In a Nation article entitled “Still Dreaming of Tehran,” (written with Laura Rozen), Dreyfuss once again turns to his Right Arabist friends–this time, “Chas Freeman, who served as US Ambassador to Saudi Arabia during the first Gulf War and a leading foe of the neocons”–to expose Right Zionist hawkish plans for Iran.
In a way, the neocons’ Iran project is very similar to the early phase of their Iraq one. It includes a steady drumbeat of threats and warnings, Washington lobbying, a media offensive and support for exile groups–in Iran’s case a mishmash that combines supporters of Khomeini’s grandson; Reza Pahlavi, the son of the fallen Shah, and the Iranian monarchists; and the Mujaheddin e-Khalq (MEK), a 3,800-strong exile force based in Iraq.
Dreyfuss seems unaware or unconcerned that at least one of his Right Arabist friends–James Akins–is the one leading support for the Iranian MEK exile force.
Why do Right Arabists favor a group like MEK and why do Right Zionists attack the group?
A June 25, 2006 Washington Post “guide to the leading Iranian activists in town” entitled “Iran on the Potomac,” and written by Dreyfuss co-author Laura Rozen describes the MEK:
[T]he National Council of the Resistance of Iran, the political wing of the Mujaheddin-e Khalq, an anti-regime militant group supported for years by Saddam Hussein.
With the advent of the Iran-Iraq war, the MEK alligned itself with Iraq and integrated itself into the broader regional Arab resistance to Iranian power. In other words, the MEK is an Arab-aligned force for regime change in Iran.
Right Zionists desperately want regime change in Iran, but they oppose two hawkish Right Arabist options for achieving that change. One is the attempt–profiled in a previous post–to cultivate Arab Iranian secessionist impulses in the oil-rich Iranian province of Khuzistan (previously known as “Arabistan”). The other is Right Arabist sponsorship of MEK.
Dreyfuss likes to counterpose the Neocon hawks to “the realists’ more conciliatory strategy” that favors ” a quiet dialogue with Tehran.” Quiet and conciliatory. Yep, that must be the nearly-pacifist “realists.”

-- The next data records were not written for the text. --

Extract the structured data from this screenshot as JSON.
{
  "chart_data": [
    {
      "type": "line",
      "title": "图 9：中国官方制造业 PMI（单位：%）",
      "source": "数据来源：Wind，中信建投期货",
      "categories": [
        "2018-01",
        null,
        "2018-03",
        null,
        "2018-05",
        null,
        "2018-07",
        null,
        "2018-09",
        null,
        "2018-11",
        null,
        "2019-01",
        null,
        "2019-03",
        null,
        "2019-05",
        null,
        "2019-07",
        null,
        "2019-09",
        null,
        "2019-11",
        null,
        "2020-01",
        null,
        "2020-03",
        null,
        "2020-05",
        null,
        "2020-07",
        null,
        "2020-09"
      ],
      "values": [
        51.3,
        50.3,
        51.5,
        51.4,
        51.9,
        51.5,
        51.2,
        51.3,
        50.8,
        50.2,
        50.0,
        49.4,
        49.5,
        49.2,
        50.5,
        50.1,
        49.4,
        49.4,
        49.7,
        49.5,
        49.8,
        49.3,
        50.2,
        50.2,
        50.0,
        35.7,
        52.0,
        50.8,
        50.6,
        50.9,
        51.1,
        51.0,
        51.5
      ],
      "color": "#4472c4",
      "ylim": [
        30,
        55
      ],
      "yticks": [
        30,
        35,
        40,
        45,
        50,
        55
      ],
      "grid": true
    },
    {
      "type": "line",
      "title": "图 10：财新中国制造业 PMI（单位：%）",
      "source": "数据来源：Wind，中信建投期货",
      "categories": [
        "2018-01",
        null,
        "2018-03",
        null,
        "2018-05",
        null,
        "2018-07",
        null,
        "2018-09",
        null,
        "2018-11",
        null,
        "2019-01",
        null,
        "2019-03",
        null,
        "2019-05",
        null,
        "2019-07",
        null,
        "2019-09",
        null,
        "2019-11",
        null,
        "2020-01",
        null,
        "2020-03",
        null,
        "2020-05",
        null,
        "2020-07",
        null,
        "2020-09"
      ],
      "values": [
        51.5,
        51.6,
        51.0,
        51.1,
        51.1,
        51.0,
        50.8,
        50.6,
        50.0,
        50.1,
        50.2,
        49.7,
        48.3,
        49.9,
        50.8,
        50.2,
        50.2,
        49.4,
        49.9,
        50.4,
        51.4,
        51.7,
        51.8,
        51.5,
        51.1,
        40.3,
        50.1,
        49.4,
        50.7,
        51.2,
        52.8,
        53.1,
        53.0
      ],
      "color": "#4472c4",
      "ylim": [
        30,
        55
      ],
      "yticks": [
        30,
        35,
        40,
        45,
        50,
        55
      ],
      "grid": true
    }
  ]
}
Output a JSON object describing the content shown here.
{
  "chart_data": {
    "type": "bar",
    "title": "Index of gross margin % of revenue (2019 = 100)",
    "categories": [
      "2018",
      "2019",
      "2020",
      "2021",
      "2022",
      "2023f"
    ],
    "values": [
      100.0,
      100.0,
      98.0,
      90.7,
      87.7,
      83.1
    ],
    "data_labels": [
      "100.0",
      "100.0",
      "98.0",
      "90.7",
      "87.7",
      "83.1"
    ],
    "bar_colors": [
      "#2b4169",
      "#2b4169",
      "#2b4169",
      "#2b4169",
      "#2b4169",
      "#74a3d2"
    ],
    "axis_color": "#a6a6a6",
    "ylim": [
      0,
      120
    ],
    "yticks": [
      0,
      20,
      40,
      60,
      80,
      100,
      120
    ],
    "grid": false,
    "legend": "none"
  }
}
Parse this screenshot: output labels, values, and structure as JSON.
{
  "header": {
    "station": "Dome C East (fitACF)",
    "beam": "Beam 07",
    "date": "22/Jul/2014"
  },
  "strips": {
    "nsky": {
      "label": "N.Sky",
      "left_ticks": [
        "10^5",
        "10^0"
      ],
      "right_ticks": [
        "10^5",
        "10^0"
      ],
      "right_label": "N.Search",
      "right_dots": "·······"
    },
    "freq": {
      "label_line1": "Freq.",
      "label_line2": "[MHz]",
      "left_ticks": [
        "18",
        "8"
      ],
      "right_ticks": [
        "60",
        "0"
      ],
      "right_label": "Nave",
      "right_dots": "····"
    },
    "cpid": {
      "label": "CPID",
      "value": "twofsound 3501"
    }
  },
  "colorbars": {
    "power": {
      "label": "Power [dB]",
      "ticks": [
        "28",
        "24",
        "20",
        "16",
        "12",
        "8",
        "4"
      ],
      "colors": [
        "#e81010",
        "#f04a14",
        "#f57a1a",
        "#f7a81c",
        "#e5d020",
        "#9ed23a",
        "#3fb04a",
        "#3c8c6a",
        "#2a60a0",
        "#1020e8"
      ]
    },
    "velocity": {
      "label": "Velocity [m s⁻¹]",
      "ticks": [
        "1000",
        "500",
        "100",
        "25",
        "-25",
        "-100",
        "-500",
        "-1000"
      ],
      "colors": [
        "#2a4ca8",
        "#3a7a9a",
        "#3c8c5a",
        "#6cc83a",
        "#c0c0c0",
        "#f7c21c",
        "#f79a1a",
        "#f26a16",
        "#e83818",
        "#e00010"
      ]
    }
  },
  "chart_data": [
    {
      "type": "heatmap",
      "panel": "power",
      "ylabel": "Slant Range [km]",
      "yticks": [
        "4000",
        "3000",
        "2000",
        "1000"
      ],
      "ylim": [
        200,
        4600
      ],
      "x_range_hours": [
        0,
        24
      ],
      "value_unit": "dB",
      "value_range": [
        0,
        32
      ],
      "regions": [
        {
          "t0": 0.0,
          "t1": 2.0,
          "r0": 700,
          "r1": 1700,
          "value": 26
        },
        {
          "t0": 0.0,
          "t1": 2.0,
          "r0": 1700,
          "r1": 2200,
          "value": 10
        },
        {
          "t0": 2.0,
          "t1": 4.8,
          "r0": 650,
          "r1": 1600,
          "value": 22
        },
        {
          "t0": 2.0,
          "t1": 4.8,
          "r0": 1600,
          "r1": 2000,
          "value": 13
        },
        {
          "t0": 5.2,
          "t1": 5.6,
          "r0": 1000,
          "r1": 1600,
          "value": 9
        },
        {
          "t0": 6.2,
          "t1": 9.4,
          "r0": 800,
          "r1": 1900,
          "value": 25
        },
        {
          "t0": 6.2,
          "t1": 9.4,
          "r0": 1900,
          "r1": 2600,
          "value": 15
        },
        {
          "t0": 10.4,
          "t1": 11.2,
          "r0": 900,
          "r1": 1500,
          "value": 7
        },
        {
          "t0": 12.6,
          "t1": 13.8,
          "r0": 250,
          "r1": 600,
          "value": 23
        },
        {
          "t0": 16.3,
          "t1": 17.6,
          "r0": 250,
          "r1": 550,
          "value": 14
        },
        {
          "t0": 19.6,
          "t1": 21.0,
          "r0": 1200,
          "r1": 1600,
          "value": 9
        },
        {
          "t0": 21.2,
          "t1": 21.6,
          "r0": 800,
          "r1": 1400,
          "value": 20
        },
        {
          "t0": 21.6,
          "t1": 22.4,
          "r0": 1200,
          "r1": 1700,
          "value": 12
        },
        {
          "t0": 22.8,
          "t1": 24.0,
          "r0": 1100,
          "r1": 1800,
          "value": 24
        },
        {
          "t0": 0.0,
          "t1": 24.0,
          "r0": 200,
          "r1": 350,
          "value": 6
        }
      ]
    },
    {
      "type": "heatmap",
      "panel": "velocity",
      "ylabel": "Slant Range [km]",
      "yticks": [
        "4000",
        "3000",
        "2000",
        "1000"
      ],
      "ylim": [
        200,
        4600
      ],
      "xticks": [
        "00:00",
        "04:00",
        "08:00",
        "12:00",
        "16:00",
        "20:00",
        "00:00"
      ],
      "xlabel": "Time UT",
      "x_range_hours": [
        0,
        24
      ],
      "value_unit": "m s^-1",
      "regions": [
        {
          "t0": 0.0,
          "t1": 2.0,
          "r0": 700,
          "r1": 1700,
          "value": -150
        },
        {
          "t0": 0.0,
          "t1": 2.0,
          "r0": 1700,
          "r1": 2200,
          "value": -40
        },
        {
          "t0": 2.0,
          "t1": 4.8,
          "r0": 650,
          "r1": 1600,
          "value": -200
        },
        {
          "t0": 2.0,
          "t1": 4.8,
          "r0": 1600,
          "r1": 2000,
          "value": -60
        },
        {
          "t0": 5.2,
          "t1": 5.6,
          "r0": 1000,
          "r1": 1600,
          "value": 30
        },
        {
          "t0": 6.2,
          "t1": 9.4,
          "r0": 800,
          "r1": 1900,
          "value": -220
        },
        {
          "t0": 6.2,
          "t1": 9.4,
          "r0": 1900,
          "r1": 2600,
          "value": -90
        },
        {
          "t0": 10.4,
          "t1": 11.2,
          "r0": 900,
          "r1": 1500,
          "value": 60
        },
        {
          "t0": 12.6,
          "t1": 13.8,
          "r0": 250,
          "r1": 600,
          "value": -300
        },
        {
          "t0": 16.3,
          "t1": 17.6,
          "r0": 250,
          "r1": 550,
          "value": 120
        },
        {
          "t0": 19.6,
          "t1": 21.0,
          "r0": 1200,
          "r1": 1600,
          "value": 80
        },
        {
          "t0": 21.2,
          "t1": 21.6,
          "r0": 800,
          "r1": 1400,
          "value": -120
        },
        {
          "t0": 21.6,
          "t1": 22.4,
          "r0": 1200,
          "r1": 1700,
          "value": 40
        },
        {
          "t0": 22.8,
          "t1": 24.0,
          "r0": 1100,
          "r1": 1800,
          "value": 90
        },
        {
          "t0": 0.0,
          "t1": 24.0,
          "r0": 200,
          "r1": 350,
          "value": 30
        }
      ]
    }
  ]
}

The essential point, beyond assembling a map of Washington policy positions regarding Iran, is that Right Arabists can be hawks, too. Listen to the Akins group:
Iran is emerging as the primary threat against the United States and its allies: Iran’s drive to acquire nuclear weapons, continuing support for and involvement with terrorist networks, publicly-stated opposition to the Arab-Israel peace process, disruptive role in Iraq, expansionist radical ideology, and its denial of basic human rights to its own population are challenges confronting U.S. policymakers.
James Akins and his Iran Policy Committee bang war drums, champion regime change, and sponsor democracy missions just like the Right Zionists when such things serve in the interest of Right Arabist goals. They may talk like doves in debates over Iraq, but Iran is a different matter.
Right Zionists and Right Arabists are merely two rival imperialist factions within the foreign policy establishment. Those who take sides within that intra-imperialist battle are playing a “devil’s game.”
There is also a faction being groomed by the Beltway Mekons that favours régime change but hates the MEK – this would be the royalists, I suppose, to give them a convenient handle. The bloke who came and spoke to the Conservative mid east group in London was of this ilk – he was furious when I accused him of using MEK disinfo.
(I am not a Conservative, btw, I am just a groupie).